The main function of this instrument is managing the liquidity of the banking system through selling short-term securities by the National Bank, on the primary market. The interest rate on the CB bills is the key interest rate, which determines the monetary policy stance.

CB bills auctions are conducted in regular intervals, and the amount of CB bills sold is determined depending on the short-term liquidity projections (on a longer term it depends on the monetary policy projection).
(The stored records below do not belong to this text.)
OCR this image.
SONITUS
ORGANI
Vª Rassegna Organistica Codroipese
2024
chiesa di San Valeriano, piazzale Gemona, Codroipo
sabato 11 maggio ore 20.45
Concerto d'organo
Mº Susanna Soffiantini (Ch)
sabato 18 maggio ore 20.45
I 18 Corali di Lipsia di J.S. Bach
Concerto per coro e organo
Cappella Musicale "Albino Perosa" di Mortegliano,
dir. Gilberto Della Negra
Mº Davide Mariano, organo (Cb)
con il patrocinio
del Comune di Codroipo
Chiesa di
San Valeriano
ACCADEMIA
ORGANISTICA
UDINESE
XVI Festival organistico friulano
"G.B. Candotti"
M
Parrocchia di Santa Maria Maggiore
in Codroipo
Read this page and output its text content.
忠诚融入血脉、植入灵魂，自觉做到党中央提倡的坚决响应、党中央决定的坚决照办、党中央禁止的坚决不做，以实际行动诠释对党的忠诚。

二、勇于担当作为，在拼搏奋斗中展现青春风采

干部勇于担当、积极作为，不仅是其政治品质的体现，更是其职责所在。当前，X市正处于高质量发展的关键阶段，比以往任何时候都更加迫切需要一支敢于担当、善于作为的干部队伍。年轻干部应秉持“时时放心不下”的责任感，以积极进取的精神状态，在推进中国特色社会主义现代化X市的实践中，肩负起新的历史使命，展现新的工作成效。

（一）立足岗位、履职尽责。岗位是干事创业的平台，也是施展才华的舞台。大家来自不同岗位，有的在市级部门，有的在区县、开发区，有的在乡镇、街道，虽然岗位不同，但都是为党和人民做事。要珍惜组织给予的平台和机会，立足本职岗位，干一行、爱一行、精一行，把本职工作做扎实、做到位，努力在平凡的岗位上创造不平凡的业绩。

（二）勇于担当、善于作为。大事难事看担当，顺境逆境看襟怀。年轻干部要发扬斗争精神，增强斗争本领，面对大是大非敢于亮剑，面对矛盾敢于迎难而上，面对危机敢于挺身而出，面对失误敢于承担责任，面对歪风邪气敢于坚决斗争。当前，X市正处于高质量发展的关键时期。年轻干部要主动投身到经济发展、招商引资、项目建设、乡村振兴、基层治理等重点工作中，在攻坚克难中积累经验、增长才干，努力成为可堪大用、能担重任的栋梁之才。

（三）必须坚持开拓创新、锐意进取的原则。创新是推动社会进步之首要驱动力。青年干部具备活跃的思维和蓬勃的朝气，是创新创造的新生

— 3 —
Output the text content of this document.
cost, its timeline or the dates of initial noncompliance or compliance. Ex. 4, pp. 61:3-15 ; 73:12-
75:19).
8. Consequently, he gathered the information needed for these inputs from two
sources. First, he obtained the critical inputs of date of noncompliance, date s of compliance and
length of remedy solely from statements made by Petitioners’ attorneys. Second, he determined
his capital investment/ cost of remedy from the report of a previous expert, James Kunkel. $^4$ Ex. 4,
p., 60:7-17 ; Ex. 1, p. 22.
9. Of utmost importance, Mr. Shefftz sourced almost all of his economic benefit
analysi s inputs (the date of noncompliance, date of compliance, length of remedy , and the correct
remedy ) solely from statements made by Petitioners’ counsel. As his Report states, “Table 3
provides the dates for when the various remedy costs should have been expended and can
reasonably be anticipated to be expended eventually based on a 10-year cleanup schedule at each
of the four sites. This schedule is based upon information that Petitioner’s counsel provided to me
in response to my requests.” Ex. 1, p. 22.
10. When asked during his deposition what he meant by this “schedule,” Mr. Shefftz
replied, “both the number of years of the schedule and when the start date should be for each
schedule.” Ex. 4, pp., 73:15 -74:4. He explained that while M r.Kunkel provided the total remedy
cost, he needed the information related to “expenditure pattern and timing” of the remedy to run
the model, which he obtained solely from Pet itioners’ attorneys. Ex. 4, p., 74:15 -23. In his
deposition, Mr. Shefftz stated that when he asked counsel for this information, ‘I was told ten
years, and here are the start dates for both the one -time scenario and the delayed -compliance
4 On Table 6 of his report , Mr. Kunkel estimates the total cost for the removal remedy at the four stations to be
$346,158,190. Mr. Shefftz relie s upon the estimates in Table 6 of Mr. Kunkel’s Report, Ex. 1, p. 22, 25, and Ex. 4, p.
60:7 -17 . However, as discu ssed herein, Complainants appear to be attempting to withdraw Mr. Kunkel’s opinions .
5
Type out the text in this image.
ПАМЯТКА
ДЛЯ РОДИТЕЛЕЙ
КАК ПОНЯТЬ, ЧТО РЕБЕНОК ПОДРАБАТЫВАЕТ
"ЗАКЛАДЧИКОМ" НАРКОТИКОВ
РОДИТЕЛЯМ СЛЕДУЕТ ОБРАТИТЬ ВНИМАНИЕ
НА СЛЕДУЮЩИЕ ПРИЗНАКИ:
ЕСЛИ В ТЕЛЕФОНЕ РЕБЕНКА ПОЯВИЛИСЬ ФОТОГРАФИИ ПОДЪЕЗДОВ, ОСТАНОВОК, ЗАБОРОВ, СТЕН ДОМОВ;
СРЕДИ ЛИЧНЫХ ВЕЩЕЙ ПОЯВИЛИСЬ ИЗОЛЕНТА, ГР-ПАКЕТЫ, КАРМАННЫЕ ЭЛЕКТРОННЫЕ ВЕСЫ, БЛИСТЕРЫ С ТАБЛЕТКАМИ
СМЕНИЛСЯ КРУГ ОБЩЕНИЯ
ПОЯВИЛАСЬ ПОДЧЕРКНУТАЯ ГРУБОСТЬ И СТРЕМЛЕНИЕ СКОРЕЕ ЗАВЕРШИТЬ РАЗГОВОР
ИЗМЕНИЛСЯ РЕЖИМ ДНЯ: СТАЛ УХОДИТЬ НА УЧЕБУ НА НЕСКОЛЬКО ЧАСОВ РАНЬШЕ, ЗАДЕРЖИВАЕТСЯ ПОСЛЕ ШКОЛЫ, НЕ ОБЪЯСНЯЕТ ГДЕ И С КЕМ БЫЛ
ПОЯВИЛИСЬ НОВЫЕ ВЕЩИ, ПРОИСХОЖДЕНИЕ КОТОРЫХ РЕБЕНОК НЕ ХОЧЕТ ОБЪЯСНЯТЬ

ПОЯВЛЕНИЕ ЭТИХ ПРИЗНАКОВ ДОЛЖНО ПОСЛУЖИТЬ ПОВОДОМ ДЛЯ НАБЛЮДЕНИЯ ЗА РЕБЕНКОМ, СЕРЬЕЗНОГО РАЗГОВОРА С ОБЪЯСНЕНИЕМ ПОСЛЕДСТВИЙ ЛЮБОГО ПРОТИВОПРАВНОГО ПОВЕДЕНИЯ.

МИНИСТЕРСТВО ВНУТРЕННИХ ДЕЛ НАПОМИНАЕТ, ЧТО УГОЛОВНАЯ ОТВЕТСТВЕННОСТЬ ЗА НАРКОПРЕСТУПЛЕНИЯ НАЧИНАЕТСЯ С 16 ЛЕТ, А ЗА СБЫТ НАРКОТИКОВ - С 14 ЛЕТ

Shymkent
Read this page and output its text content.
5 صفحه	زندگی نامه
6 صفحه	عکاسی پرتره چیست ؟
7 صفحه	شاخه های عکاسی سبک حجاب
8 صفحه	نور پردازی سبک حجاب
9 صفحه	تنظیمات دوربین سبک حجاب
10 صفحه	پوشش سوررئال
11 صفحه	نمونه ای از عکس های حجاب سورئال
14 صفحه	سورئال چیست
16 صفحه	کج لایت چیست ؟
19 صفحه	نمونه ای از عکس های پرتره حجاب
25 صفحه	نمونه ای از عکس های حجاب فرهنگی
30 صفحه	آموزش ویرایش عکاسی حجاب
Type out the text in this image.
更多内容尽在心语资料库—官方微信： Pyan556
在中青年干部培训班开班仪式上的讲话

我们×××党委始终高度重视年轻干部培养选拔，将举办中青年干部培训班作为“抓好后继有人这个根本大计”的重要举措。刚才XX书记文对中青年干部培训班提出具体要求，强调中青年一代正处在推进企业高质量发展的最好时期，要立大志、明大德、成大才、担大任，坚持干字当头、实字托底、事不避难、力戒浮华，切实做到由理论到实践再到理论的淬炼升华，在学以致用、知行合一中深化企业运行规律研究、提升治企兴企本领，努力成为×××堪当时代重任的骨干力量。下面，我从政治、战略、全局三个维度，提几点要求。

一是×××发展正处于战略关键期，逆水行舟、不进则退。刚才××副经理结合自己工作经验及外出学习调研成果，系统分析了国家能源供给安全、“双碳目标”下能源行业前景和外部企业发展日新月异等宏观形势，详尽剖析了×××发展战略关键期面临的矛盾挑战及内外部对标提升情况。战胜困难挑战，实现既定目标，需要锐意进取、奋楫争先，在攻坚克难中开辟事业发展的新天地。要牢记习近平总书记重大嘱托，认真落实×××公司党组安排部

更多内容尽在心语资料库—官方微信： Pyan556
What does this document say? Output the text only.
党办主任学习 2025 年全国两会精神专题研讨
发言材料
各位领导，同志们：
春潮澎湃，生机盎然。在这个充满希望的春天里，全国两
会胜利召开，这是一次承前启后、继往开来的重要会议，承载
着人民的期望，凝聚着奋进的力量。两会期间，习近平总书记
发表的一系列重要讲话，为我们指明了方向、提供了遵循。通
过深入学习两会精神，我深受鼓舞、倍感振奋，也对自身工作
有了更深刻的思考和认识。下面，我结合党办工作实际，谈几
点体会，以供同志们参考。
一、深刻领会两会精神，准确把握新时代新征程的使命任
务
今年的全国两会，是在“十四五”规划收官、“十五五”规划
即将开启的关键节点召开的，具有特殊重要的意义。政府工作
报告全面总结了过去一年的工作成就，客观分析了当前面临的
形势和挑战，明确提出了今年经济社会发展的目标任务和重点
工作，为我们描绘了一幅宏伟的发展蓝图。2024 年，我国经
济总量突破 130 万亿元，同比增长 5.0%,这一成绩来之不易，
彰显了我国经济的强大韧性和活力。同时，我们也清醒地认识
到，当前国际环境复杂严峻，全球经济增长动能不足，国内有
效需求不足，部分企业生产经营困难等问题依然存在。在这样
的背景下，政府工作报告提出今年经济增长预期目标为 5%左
All banks are entitled to participate in the auctions.

The maturity of the CB bills is 28 or 35 days, depending on the duration of the fulfillment period of the reserve requirement, which is in line with the monthly sequence of changes of the autonomous factors (government deposits, currency in circulation).  Depending on the needs for managing the liquidity of the banking system, National Bank may apply other maturities of the CB bills.

National Bank applies two main types of tenders in the CB bills auction:

a) Interest rate tender: in the prospectus sent to the banks, National Bank announces the amount of CB bills offered for sale, and the banks bid with amounts and interest rates;

b) Volume tender: in the prospectus sent to the banks, National Bank announces fixed interest rate at which CB bills will be offered for sale, and the banks bid only with amounts. 

CB bills may be traded on the secondary market and they serve as a collateral for credits from the central bank.